When I was a child, one of my Christmas presents was a box of magic
tricks. You could make a magic wand rise
by virtue of the rubber band concealed behind it. And so on.
A little booklet contained the data for a dozen card tricks. It was fun, but also deflating in a way. The card tricks that seemed so baffling
became trivial once one understood how they worked. And with everything else in the box, there
was the issue that all the tricks relied on deception. It was fine when your audience knew that to
be the case. But what if they
didn’t? Endless grounds for manipulation
of the gullible.
The sort of thing I mean
occurs in King Solomon’s Mines. Foreknowing that there will be a solar
eclipse, the English adventurers declare that they will black out the Sun. In a good cause – to help a rightful claimant
secure his throne – but a result achieved, none the less, by what is
effectively a lie.
The downside of such
tactics against the credulous can be seen in Rudyard Kipling’s novella The Man Who Would Be King. Dravot is assumed to be a god until he
bleeds; whereupon the priests realise that he is nothing but a human. With attendant consequences.
A similar sort of assumption underlies the God-of-Gaps argument, or
the rejection of miracles. Things were
once assumed to be miraculous, or explicable only by the presence of God; but
now we know better. As knowledge
increases, so the role of God diminishes.
One day there will be no need for God at all. But is this a valid comparison with the magic
box, or isn’t it?
Take the case of the
rainbow. It was thought, so the argument
runs, to be God’s covenant with Noah.
But now we know it to be caused by the splitting of white sunlight into
component colours by raindrops. Refraction,
wavelengths etc. We must abandon the
idea of the covenant.
Or must we?
For are we comparing like with like?
What is actually implied,
after all? That the rainbow did not
exist before the Flood? Then there
really would be a case to answer. Or is
it simply that the rainbow is now made into a promise? If
that is the issue, then knowing how a rainbow is formed is irrelevant to
its covenantal significance.
When Verdi composed Nabucco, the song of the Hebrew slaves
achieved a symbolic significance for the
subject Italians against their Austrian oppressors. That they whistled it could not prove
subversion: they were simply whistling a catchy tune they knew from Nabucco. And knowing a lot about music, how Verdi
composed, when it was written, and in what key: none of that would have made
the slightest difference as to whether or not the song was symbolic.
You can be powerfully
moved by a painting, even if you know nothing about the mechanics of art. Knowing the stages of composition, the nature
of the pigments, the artistic school within which the work arose etc, does not
mean that the picture no longer exists.
And it need not alter in any way the emotional effect it has on you.

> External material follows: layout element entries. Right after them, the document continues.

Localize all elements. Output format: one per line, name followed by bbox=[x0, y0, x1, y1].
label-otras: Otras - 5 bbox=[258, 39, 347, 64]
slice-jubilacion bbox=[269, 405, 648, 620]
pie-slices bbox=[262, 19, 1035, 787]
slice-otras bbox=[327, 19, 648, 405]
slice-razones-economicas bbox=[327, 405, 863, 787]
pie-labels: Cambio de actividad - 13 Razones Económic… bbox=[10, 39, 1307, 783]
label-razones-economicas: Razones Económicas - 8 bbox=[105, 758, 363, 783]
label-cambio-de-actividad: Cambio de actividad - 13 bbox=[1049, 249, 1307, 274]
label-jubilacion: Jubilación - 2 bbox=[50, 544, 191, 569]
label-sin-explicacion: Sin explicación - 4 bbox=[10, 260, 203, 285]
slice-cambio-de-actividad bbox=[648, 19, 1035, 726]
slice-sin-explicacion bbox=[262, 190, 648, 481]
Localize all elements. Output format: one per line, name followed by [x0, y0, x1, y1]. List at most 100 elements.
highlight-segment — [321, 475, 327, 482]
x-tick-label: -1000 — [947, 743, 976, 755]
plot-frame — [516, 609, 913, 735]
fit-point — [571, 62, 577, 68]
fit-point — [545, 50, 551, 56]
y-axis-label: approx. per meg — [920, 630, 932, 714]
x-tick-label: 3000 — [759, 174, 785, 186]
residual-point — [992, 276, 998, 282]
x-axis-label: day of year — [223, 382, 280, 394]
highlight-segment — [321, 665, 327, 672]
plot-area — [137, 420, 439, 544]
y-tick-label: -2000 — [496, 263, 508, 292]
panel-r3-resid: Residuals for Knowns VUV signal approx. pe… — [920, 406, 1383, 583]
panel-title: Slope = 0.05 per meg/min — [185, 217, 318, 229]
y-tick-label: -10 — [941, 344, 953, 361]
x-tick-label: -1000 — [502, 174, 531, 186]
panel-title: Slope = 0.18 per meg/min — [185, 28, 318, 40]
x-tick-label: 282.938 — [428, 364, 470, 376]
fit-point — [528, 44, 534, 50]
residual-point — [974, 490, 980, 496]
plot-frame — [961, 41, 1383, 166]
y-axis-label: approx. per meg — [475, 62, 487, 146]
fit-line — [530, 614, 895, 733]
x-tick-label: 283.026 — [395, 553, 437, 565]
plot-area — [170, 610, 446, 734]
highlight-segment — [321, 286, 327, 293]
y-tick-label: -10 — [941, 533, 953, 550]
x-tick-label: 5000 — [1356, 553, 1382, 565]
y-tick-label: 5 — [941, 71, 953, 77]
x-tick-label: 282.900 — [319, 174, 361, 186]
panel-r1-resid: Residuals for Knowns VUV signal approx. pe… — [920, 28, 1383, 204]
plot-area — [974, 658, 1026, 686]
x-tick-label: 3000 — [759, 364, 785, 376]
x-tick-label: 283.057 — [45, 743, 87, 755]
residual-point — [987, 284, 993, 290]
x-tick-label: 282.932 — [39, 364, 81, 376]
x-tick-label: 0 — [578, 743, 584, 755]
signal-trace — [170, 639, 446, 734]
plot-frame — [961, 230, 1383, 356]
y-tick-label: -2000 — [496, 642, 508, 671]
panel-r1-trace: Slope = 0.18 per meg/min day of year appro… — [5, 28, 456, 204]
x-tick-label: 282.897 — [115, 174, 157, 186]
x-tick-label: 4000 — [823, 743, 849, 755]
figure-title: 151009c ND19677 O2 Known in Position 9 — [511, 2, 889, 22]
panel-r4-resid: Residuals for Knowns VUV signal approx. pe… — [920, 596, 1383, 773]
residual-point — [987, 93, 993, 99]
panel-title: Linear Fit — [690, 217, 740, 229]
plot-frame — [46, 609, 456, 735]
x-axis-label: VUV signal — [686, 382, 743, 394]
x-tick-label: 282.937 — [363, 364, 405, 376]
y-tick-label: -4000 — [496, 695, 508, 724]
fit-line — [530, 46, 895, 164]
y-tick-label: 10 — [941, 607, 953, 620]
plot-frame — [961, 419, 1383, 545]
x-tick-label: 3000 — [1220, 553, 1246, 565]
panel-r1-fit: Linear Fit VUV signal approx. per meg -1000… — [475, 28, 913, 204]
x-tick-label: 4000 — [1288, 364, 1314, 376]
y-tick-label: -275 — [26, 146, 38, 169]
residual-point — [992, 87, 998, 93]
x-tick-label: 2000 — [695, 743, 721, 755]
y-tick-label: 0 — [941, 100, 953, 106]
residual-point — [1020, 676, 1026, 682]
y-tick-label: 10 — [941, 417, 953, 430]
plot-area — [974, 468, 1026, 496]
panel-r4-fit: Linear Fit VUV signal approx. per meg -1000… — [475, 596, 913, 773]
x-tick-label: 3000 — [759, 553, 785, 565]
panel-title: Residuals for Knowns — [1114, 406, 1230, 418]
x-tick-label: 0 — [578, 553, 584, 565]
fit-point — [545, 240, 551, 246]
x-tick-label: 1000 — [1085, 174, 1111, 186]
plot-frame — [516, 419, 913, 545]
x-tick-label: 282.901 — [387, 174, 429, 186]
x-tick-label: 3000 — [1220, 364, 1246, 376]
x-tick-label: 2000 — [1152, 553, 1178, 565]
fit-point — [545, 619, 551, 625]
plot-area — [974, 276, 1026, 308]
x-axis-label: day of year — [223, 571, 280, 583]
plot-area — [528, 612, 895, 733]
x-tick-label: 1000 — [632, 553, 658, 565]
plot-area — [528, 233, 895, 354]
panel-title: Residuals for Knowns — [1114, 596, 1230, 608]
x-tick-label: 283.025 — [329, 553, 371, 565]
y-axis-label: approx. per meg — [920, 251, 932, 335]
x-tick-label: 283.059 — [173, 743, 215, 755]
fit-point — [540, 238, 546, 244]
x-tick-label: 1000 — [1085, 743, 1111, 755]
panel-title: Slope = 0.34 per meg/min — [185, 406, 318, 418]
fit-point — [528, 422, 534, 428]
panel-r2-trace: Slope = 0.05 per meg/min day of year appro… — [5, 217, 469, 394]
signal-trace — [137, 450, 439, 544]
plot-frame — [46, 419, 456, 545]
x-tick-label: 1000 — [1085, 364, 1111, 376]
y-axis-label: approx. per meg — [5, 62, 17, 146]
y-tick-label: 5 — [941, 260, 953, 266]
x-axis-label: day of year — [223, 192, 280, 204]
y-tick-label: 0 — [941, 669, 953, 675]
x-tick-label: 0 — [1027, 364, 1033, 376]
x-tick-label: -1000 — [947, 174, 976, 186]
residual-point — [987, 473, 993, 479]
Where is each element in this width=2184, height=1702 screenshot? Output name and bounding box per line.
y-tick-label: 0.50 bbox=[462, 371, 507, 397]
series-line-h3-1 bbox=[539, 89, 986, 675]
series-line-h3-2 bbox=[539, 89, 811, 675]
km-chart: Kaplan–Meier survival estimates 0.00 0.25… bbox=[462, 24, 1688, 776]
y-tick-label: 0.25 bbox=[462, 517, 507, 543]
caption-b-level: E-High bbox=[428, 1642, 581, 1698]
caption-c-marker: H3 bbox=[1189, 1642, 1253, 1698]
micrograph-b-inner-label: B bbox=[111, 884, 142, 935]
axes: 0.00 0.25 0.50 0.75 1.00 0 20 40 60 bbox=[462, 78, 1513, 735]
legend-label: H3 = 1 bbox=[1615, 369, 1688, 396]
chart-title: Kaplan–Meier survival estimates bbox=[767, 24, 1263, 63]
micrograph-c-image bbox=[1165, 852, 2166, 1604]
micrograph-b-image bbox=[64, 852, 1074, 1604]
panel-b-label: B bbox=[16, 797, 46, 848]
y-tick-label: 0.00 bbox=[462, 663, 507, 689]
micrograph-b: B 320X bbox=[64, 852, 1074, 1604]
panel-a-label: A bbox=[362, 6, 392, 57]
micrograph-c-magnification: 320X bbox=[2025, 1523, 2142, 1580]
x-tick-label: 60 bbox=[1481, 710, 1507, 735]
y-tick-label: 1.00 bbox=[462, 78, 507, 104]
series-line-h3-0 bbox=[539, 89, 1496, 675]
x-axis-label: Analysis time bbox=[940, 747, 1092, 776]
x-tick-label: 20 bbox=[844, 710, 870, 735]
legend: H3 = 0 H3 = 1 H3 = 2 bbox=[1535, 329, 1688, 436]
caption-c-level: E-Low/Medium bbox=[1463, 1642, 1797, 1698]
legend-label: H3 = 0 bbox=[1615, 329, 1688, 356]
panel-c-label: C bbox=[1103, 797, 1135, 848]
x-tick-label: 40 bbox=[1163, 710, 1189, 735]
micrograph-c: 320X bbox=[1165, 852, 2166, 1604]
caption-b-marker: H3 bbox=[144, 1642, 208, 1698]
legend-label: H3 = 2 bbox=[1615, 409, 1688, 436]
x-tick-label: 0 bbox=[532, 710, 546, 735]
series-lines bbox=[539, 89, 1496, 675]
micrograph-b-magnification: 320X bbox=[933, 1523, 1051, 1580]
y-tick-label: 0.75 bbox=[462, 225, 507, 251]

Something similar (technically, a debate about Realism and
Nominalism) is at work with the Witch in C S Lewis’ The Silver Chair: The
hanging lamp reminds the trapped Narnians of the Sun. But the Sun is an illusion. Because you see the lamp, you imagine the
existence of something like it, but greater.
Lions, equally, do not exist.
Because you have seen a cat, you imagine a bigger, more powerful
version; but simply imagining it does not mean that it exists.
Because we know about
human fathers, we imagine a divine one.
This was the sort of argument
against God and Heaven posited by Feuerbach: taken up enthusiastically – and
more famously – by Marx and Freud.
It cuts two ways, of
course, Because we get thirsty may be
the proof that water is an illusion. Or
it may be the proof that we are creatures who need to sustain ourselves by
drinking. The hunger for God may prove
God to be an illusion; or it may suggest that we were not created for spiritual
self-sufficiency.
Lewis’ Silver-Chair
argument, of course, it is only an analogy.
The sceptic will counter that we have seen real lions, and we have
seen the Sun. We have not seen God.
To which the Christian
may reply that there were those who did, when Christ once walked the
Earth.
And for the rest of us,
the question is not “If?", but “When?”